Amazon cloud outage fuels call for Europe to limit reliance on US tech

https://www.politico.eu/article/aws-amazon-web-services-outage-europe-limit-reliance-us-tech/

13 comments
  1. It’s kind of funny to remember that AWS was built on the internet, which came from Arpanet – where Arpanet was *designed to be decentralized so as to be resistant to nuclear attack.*

    Yet here we are a few decades later, where corporate monopolies have utterly destroyed that decentralization.

  2. Wow, seems like the wrong message was heard.  The message should have been “don’t rely on 1 provider”.  Where that provider exists is kinda an orthogonal issue.  

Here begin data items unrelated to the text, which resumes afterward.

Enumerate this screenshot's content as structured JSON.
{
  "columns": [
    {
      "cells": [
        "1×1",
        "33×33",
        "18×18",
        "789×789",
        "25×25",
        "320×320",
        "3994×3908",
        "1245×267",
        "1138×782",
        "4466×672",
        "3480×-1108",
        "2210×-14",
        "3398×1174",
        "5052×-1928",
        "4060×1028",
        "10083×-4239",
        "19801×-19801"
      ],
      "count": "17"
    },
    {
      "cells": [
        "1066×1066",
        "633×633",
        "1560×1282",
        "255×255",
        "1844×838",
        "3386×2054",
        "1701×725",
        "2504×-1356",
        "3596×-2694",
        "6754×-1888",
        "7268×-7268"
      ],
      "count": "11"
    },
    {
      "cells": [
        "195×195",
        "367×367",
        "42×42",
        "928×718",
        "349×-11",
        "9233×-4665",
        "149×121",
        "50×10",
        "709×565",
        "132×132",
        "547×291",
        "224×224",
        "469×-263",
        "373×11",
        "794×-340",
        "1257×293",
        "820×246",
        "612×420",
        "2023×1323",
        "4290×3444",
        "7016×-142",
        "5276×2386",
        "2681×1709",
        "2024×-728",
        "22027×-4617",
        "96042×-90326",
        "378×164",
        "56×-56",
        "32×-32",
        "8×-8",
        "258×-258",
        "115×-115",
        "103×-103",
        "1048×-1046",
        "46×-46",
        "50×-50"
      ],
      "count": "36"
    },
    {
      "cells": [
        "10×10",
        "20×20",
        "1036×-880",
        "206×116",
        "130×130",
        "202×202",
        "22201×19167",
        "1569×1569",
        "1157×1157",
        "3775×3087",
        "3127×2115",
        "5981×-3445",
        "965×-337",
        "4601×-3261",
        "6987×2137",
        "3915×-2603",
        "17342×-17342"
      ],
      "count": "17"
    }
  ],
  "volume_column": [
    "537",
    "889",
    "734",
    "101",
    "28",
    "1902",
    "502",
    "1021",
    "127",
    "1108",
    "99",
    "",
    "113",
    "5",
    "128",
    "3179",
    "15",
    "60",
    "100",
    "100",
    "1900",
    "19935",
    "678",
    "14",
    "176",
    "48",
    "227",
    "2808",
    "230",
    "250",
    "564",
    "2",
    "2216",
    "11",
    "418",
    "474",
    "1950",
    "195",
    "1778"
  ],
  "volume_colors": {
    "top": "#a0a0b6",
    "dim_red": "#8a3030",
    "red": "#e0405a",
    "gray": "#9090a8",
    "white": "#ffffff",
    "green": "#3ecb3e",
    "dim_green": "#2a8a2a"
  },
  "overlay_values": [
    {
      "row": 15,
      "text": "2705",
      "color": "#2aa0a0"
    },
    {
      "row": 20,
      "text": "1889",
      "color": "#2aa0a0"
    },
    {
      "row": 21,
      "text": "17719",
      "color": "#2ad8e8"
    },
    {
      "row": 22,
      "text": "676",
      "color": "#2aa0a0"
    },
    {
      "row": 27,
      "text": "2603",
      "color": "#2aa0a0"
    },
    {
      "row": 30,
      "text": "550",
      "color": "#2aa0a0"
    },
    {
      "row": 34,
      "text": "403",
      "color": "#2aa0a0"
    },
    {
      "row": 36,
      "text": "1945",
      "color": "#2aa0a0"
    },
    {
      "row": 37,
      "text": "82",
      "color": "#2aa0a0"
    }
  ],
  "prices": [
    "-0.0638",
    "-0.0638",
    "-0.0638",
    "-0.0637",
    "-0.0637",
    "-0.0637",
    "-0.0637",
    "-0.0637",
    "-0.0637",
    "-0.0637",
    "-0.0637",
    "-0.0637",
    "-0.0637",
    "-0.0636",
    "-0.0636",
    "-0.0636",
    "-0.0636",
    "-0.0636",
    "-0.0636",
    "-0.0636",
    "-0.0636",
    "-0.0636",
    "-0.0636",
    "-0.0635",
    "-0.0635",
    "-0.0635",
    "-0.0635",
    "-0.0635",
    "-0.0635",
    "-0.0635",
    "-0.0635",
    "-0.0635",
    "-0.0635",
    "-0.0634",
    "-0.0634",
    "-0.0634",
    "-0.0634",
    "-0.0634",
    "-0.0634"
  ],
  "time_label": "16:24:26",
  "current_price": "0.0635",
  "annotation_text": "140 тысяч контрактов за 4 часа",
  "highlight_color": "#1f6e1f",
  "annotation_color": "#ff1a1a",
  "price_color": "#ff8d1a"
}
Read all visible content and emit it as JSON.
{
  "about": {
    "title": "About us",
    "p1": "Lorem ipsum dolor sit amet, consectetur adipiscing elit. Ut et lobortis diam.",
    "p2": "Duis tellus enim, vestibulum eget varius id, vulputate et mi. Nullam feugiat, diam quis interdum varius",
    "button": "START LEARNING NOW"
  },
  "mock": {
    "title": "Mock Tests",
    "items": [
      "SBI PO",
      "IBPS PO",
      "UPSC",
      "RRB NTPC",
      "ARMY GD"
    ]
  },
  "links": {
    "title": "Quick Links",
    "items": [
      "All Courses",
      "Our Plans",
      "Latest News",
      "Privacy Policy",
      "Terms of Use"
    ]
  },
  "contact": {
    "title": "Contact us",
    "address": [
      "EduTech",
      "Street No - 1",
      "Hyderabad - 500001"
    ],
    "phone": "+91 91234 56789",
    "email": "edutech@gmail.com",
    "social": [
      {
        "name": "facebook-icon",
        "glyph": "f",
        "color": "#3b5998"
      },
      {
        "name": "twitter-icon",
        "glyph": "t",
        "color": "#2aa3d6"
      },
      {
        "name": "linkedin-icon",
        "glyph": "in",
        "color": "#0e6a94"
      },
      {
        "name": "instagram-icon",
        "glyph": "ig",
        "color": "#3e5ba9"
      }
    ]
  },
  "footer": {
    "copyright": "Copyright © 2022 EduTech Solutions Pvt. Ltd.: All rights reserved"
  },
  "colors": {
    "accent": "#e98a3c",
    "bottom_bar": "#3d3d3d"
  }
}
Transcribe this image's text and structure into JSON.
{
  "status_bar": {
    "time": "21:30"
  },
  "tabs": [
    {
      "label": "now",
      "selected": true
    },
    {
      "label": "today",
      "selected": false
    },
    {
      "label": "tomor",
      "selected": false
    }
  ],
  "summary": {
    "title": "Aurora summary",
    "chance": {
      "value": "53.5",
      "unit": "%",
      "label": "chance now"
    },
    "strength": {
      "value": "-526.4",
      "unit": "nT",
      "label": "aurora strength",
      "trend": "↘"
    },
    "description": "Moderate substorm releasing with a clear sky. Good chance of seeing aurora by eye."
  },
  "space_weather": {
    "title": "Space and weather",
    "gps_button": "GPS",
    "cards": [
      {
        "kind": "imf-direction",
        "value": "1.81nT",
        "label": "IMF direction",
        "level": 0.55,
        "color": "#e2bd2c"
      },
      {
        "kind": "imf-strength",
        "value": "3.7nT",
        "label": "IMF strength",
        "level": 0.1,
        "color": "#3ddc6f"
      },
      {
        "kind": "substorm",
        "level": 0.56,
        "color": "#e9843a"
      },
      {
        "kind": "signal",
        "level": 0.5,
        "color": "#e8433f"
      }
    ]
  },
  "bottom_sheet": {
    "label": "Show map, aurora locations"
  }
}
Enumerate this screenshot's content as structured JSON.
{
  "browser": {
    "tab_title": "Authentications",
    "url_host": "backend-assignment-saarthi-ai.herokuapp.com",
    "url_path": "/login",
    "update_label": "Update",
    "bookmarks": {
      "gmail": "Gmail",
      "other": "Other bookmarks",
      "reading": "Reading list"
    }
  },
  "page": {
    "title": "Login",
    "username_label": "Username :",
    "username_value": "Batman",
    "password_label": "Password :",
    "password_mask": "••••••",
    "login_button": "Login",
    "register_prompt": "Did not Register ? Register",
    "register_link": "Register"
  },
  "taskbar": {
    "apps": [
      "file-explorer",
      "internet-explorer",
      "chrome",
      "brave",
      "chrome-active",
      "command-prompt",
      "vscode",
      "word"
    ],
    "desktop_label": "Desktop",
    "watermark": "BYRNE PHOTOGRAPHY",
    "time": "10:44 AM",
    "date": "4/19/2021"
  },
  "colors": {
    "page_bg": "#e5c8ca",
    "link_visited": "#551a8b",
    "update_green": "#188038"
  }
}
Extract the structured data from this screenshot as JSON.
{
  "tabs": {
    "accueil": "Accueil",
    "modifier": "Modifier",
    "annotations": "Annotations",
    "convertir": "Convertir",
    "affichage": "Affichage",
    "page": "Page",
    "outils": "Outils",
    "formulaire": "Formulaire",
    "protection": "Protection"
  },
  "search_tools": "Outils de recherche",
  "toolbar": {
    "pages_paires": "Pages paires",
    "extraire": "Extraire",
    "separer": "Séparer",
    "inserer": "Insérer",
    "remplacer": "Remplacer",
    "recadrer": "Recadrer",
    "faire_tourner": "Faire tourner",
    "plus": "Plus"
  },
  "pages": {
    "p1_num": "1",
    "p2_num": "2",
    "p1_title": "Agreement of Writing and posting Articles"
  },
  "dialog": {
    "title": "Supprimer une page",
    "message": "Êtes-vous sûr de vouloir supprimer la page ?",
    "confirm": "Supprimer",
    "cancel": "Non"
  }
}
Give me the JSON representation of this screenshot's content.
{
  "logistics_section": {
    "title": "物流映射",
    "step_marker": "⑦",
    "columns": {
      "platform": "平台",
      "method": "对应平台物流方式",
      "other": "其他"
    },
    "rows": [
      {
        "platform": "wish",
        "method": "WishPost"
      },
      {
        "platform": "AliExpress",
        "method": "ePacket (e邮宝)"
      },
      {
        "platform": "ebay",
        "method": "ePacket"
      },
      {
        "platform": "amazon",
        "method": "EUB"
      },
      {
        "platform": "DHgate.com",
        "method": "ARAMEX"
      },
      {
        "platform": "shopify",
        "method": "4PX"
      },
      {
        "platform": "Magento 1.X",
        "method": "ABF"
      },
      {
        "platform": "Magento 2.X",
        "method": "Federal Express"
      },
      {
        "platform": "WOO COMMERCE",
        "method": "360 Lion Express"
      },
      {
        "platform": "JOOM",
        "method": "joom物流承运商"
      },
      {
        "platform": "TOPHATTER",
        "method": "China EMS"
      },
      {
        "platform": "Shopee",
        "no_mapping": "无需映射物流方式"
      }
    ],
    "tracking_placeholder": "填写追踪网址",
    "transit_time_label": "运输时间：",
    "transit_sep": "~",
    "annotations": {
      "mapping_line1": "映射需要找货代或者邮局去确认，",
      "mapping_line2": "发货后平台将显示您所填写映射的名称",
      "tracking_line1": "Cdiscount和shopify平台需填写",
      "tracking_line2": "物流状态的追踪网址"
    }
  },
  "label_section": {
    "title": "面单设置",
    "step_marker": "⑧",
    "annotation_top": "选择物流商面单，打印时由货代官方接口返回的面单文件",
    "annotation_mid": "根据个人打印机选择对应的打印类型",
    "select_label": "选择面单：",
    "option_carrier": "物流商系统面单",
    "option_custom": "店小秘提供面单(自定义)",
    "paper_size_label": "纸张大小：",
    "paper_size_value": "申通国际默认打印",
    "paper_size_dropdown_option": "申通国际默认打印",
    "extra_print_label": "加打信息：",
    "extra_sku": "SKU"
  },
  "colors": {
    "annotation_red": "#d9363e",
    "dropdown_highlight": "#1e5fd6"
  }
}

  3. it’s less about this being specifically US tech and more about clients and their big fat service providers putting all the eggs in one basket.

    Don’t rely entirely on one service provider for all your needs, it is kinda silly to sit and expect these hugely complex global operations to not have the occasional issue.

  4. Sir, the latest outage has revealed that our entire system actually has 3 large red blinking weak spots. If any intrepid adventurer were to fire bolt arrows or throw a boomerang at them…

  5. That’s now how Amazon works lol. Both the Chinese, US and UK governments use AWS with local servers and even physically isolated networks

  6. And that’s as far as they’ll get. Calling for alternatives.

  7. I work as a developer for a company that has proper disaster recovery.

    It’s worth it for us because we are a payment service provider that moves over $4B USD per day. I couldn’t imagine being multi region or even worse multi provider being worth it for 90+% of companies.

    We distribute between three availability zones per region in two regions.

    It is insanely complex and also expensive to not own develop but also run and maintain this setup.

    Our AWS bill alone is over $100M/year and it would probably be about $30M/year cheaper to not have multiple regions (redundant data and over-scaling of services to handle failovers is expensive)

    We spent tens of millions in one-time development cost when we implemented this. We spent millions per year just maintaining and routinely testing our disaster recovery.

    Every new project we implement or feature we add is a lot more complex.

    I honestly can’t imagine the majority of companies being able to implement multi region correctly or in a way that makes sense from a cost perspective.

  8. He’s not completely wrong – it is unhealthy for the internet to be too concentrated in one company – but let’s be real: this is more about wanting an internet giant in Europe than anything else. 

    AWS is pretty damn reliable, but not perfectly reliable. Moreover there’s nothing to indicate that European cloud providers would be any more reliable. 

    Literally right now [OVH cloud is having degraded performance with their North American backbone.](https://status.us.ovhcloud.com)

    [Hetzner’s S3 equivalent was failing a week ago.](https://status.hetzner.com/incident/5782c136-a5c7-4849-beaa-0f50f3b9f192)

    It happens. 

  9. The only true measure here is to stop devices to require constantly being online. Seriously. It does not matter if the server is in the US or in the EU from a technical standpoint. If it is down and your device goes haywire or becomes a hazard to humans, you are doing it wrong.

    Limit the need for internet. Do things locally. Sync once a day if you must. Turning a smart feature on or off in my home should not require a round trip over the Net.